Quem sou eu? Ninguém. Não sou nada.

Sou insignificante, irrelevante, um coadjuvante que mal aparece ao fundo.

Sou um filho, um funcionário qualquer, um fumante, um leitor, um consumidor. Menos que um; qualquer um.

Gosto disso. Isso me permite viver à margem de tudo. Me permite exercer toda a minha indiferença. Me priva de ter que me posicionar sobre qualquer pauta que pouco me interessa. Eu não ligo. Estou triste demais pra me preocupar com qualquer coisa que não seja planejar meu dia seguinte e formas de morrer.
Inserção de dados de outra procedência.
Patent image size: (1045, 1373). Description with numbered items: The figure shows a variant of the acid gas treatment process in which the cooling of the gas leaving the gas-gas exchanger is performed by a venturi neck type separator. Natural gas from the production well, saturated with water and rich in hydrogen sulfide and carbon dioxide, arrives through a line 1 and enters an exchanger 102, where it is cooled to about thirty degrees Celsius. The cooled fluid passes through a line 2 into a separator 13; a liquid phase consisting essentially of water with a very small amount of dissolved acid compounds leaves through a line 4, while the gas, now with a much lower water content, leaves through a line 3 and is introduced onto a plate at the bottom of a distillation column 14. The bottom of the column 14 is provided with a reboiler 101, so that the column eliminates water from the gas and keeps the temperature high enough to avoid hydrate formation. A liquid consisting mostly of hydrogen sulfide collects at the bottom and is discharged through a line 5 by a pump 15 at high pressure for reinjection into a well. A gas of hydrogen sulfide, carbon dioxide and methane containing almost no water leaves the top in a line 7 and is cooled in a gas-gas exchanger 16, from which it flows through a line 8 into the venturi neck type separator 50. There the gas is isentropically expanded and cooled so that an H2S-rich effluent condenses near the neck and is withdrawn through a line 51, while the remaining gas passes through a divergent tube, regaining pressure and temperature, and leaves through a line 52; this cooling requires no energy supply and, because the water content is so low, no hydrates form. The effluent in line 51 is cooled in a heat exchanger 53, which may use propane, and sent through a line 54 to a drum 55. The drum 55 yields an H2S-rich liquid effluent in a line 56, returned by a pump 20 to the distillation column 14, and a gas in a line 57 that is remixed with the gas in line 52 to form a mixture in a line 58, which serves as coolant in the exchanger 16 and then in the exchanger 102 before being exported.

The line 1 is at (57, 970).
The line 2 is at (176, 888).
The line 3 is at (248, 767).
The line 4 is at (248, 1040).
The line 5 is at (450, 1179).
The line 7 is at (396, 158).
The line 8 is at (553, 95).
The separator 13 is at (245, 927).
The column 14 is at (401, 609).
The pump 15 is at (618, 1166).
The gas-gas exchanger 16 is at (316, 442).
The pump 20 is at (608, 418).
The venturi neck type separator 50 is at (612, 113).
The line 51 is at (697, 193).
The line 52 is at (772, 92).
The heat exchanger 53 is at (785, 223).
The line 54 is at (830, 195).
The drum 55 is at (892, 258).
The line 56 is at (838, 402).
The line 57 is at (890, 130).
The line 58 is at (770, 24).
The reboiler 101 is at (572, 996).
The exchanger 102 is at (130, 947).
Aos poucos consigo me tirar da minha própria realidade, já não vou mais as reuniões de família pois sempre digo que estou ocupado, já não faço mais falta (ótimo), já não saio mais com meus “amigos” porque sempre que me chamam eu recuso, e eles se cansaram de me chamar, vão sem mim (ótimo), no serviço exerço minha função de forma que poderia ser facilmente substituído por qualquer um, a qualquer momento posso ser mandado embora por ser incompetente (não tão ótimo mas foda-se).
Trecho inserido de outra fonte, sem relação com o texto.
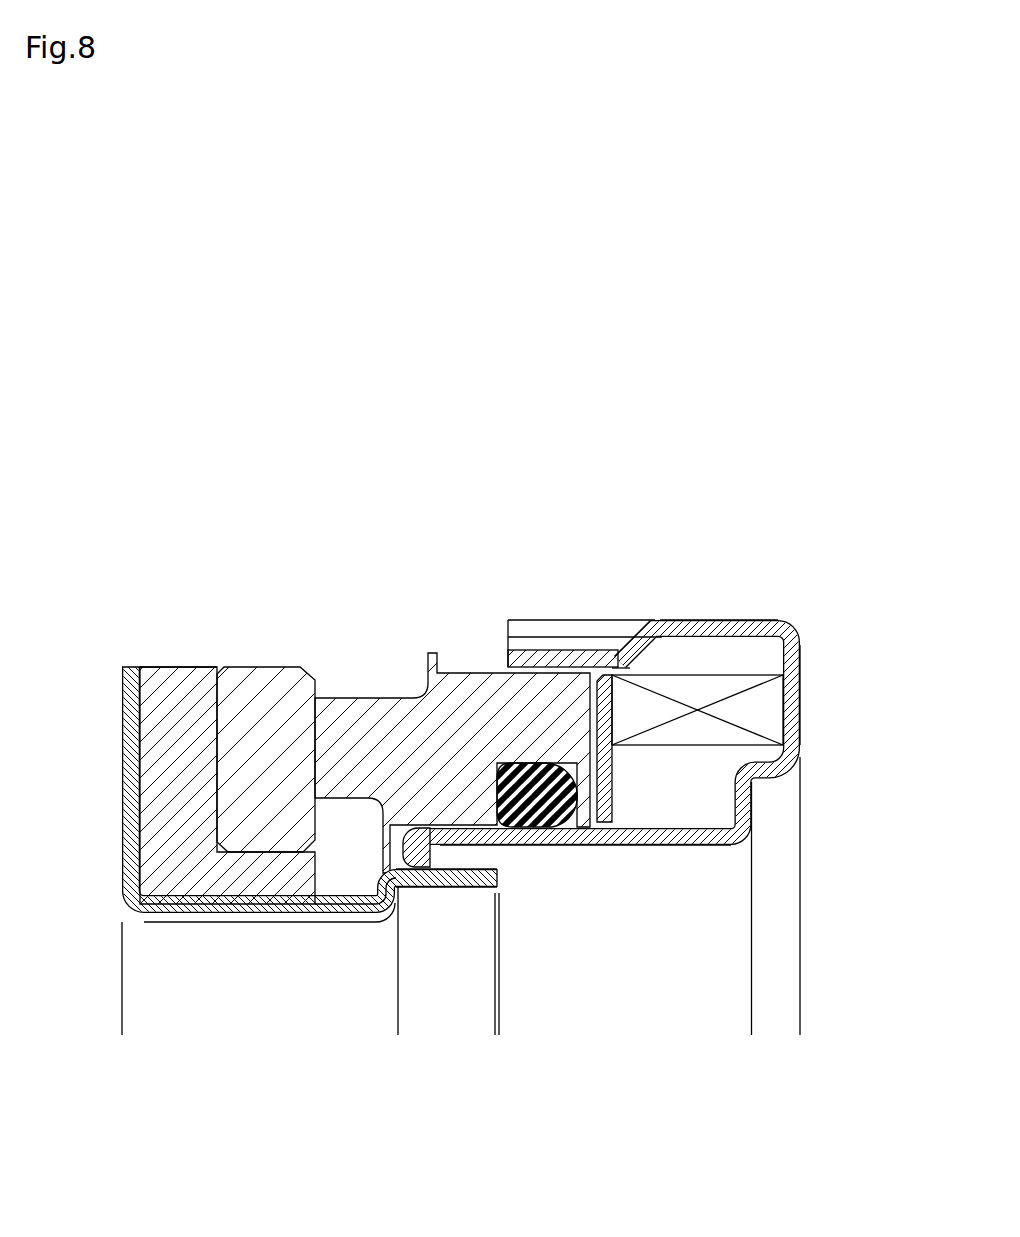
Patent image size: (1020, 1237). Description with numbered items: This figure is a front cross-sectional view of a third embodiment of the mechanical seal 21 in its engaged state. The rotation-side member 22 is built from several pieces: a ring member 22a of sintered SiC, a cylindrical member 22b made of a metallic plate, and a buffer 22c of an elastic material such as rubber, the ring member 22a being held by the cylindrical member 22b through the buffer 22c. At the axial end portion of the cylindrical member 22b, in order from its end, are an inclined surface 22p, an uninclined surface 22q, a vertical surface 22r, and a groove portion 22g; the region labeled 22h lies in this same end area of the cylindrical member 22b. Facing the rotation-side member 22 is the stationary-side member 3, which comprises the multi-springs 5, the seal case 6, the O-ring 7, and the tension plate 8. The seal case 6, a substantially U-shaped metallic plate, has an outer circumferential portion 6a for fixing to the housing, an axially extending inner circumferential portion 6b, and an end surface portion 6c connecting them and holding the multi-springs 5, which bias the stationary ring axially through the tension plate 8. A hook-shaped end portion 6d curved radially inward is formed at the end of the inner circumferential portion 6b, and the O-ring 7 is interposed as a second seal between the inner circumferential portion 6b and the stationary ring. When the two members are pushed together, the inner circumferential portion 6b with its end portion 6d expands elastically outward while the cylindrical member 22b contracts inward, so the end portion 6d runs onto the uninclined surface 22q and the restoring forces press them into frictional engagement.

The mechanical seal 21 is at (666, 478).
The rotation-side member 22 is at (181, 650).
The ring member 22a is at (258, 692).
The cylindrical member 22b is at (228, 915).
The buffer 22c is at (170, 780).
The groove portion 22g is at (367, 918).
The recess 22h is at (333, 905).
The inclined surface 22p is at (480, 867).
The uninclined surface 22q is at (447, 890).
The vertical surface 22r is at (368, 905).
The stationary-side member 3 is at (581, 603).
The multi-springs 5 is at (690, 697).
The seal case 6 is at (873, 583).
The outer circumferential portion 6a is at (723, 625).
The inner circumferential portion 6b is at (657, 840).
The end surface portion 6c is at (801, 694).
The end portion 6d is at (418, 853).
The O-ring 7 is at (536, 785).
The tension plate 8 is at (603, 717).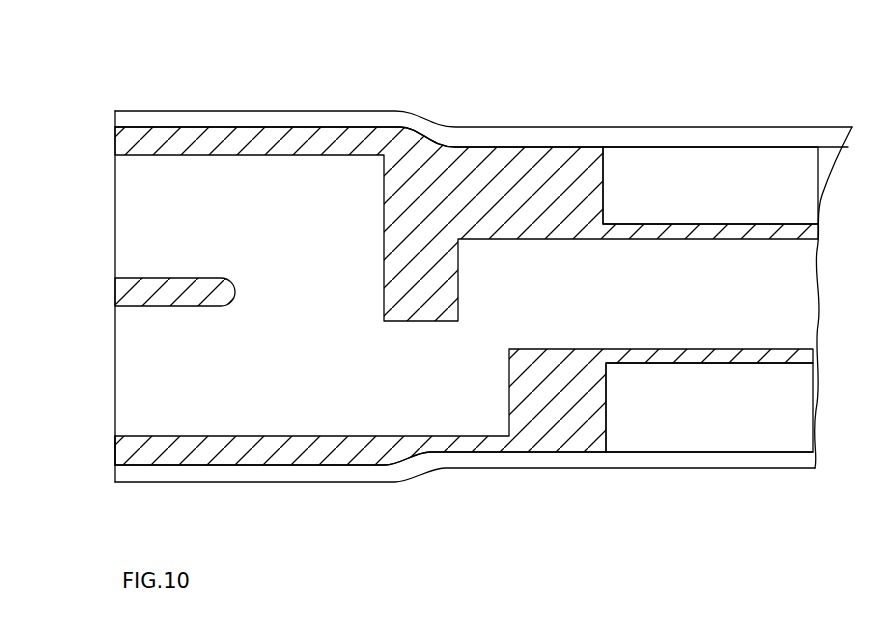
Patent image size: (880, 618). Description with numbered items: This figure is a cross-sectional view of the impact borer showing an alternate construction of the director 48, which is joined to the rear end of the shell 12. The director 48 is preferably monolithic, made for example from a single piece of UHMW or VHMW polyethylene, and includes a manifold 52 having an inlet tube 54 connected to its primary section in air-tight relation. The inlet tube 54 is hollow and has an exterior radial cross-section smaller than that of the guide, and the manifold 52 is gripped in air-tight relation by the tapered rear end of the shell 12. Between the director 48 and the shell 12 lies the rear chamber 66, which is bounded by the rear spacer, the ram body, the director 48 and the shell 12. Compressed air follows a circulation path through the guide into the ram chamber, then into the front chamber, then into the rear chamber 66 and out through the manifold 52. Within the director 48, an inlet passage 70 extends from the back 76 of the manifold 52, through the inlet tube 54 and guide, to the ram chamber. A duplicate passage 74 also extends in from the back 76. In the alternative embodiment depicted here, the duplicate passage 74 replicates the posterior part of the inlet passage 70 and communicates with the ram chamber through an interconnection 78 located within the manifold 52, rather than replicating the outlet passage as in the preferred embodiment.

The shell 12 is at (308, 111).
The director 48 is at (563, 98).
The manifold 52 is at (248, 465).
The inlet tube 54 is at (698, 224).
The rear chamber 66 is at (766, 200).
The inlet passage 70 is at (787, 296).
The duplicate passage 74 is at (142, 195).
The back 76 is at (115, 450).
The interconnection 78 is at (264, 281).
O único lugar que ainda frequento voluntariamente é o Gustavo. Lá, me sinto não como protagonista, mas como parte do elenco, e isso me é agradável, pois posso ser estranho sem ser julgado, não há cobranças ou estereótipos, eu gosto disso.

Escrevo esse texto meio sonolento e cansado, a qualidade dos meus textos também não tem sido uma constante (se bem que nunca foi), ora produzo textos excepcionais, ora desabafos medíocres sobre minha realidade com a qual ninguém se importa, nem eu mesmo.

Esse foi o meu desabafo de hoje. Sem revisão, sem critérios. Apenas vomitado.

Até a próxima.

De um morto indigente que ainda caminha entre vocês.